Standard & Poor's will be suspended for a year from rating bonds in one of its most lucrative businesses in a $60 million settlement with the U.S. Securities and Exchange Commission, according to a person with knowledge of the matter.
The deal, which the person said may be announced as soon as tomorrow, is the agency's toughest action yet in an industry blamed for fueling the 2008 financial crisis by assigning inflated grades to risky mortgage debt. Instead of securities created during that period, though, the SEC's investigation has looked at whether S&P bent its criteria to win business on commercial-mortgage bonds issued in 2011.

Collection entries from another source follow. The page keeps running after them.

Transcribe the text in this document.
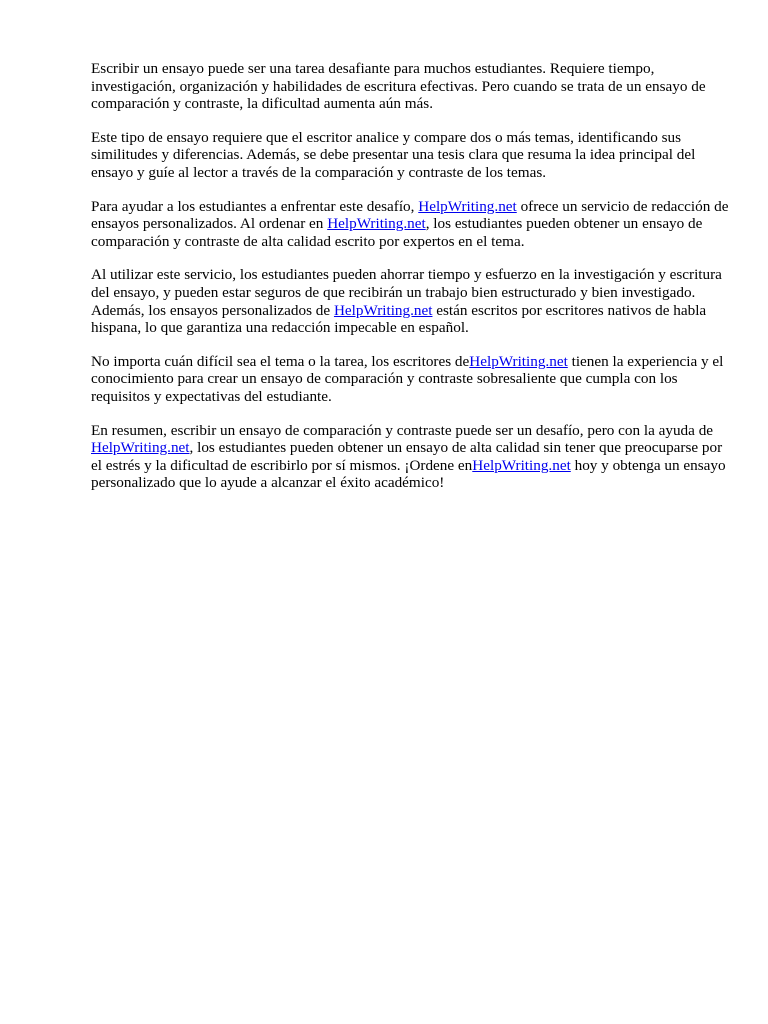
Escribir un ensayo puede ser una tarea desafiante para muchos estudiantes. Requiere tiempo, investigación, organización y habilidades de escritura efectivas. Pero cuando se trata de un ensayo de comparación y contraste, la dificultad aumenta aún más.

Este tipo de ensayo requiere que el escritor analice y compare dos o más temas, identificando sus similitudes y diferencias. Además, se debe presentar una tesis clara que resuma la idea principal del ensayo y guíe al lector a través de la comparación y contraste de los temas.

Para ayudar a los estudiantes a enfrentar este desafío, HelpWriting.net ofrece un servicio de redacción de ensayos personalizados. Al ordenar en HelpWriting.net, los estudiantes pueden obtener un ensayo de comparación y contraste de alta calidad escrito por expertos en el tema.

Al utilizar este servicio, los estudiantes pueden ahorrar tiempo y esfuerzo en la investigación y escritura del ensayo, y pueden estar seguros de que recibirán un trabajo bien estructurado y bien investigado. Además, los ensayos personalizados de HelpWriting.net están escritos por escritores nativos de habla hispana, lo que garantiza una redacción impecable en español.

No importa cuán difícil sea el tema o la tarea, los escritores deHelpWriting.net tienen la experiencia y el conocimiento para crear un ensayo de comparación y contraste sobresaliente que cumpla con los requisitos y expectativas del estudiante.

En resumen, escribir un ensayo de comparación y contraste puede ser un desafío, pero con la ayuda de HelpWriting.net, los estudiantes pueden obtener un ensayo de alta calidad sin tener que preocuparse por el estrés y la dificultad de escribirlo por sí mismos. ¡Ordene enHelpWriting.net hoy y obtenga un ensayo personalizado que lo ayude a alcanzar el éxito académico!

The suspension will ban S&P from rating debt in the biggest portion of that market, those that bundle multiple loans tied to anything from shopping malls to skyscrapers, into securities that are sold to bond investors, according to the person, who asked not to be identified because the discussions are private.

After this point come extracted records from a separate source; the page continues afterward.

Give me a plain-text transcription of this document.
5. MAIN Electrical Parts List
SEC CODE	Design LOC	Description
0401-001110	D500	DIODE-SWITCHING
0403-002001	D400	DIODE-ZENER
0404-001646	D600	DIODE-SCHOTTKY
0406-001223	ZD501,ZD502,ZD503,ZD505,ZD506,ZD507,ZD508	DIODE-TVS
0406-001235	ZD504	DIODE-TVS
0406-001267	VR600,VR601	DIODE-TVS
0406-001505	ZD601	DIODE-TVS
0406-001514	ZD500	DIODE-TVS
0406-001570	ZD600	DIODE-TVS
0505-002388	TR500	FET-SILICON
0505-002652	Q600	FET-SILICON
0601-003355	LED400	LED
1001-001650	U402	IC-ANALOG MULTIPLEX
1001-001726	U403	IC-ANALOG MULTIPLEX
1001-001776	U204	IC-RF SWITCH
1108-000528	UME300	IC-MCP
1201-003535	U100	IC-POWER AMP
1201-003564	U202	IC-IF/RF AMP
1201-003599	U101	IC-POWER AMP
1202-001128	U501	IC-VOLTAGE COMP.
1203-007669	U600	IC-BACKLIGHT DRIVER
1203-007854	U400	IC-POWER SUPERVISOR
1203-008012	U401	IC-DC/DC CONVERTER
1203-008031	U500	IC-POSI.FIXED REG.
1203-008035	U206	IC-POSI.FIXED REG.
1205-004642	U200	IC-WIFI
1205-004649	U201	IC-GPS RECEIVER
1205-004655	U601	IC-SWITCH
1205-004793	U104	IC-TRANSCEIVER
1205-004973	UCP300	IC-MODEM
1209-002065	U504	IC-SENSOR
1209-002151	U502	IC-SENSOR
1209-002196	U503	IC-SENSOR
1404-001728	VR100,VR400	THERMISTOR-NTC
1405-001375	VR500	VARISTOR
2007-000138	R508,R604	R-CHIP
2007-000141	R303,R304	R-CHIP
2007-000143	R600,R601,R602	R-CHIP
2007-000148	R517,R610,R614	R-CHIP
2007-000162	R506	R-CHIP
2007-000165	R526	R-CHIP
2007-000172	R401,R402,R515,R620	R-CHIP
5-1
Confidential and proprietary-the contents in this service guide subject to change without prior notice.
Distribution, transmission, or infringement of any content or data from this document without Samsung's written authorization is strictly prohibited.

In addition to the SEC fine, the unit of McGraw Hill Financial Inc. is also facing a penalty to settle probes of the same ratings by Attorneys General in New York and Massachusetts, said the person and a second with knowledge of the talks.
Catherine Mathis, a spokeswoman for McGraw Hill, declined to comment as did Judy Burns, a SEC spokeswoman, Matt Mittenthal, a New York Attorney General spokesman, and Brad Puffer, a Massachusetts Attorney General spokesman.
The CMBS probe is separate from a lawsuit by the Justice Department tied to subprime home loans that S&P rated before the credit crisis. S&P is expected to settle that matter as soon as this quarter for about $1 billion in penalties, people familiar with the matter said this month.
The SEC sent S&P a Wells notice in July, saying that investigators were pursuing an enforcement action tied to six commercial mortgage-backed securities, or CMBS, ratings from 2011, according to a regulatory filing. The alleged violations relate to the CMBS rankings and "public disclosure made by S&P regarding those ratings thereafter," McGraw Hill said.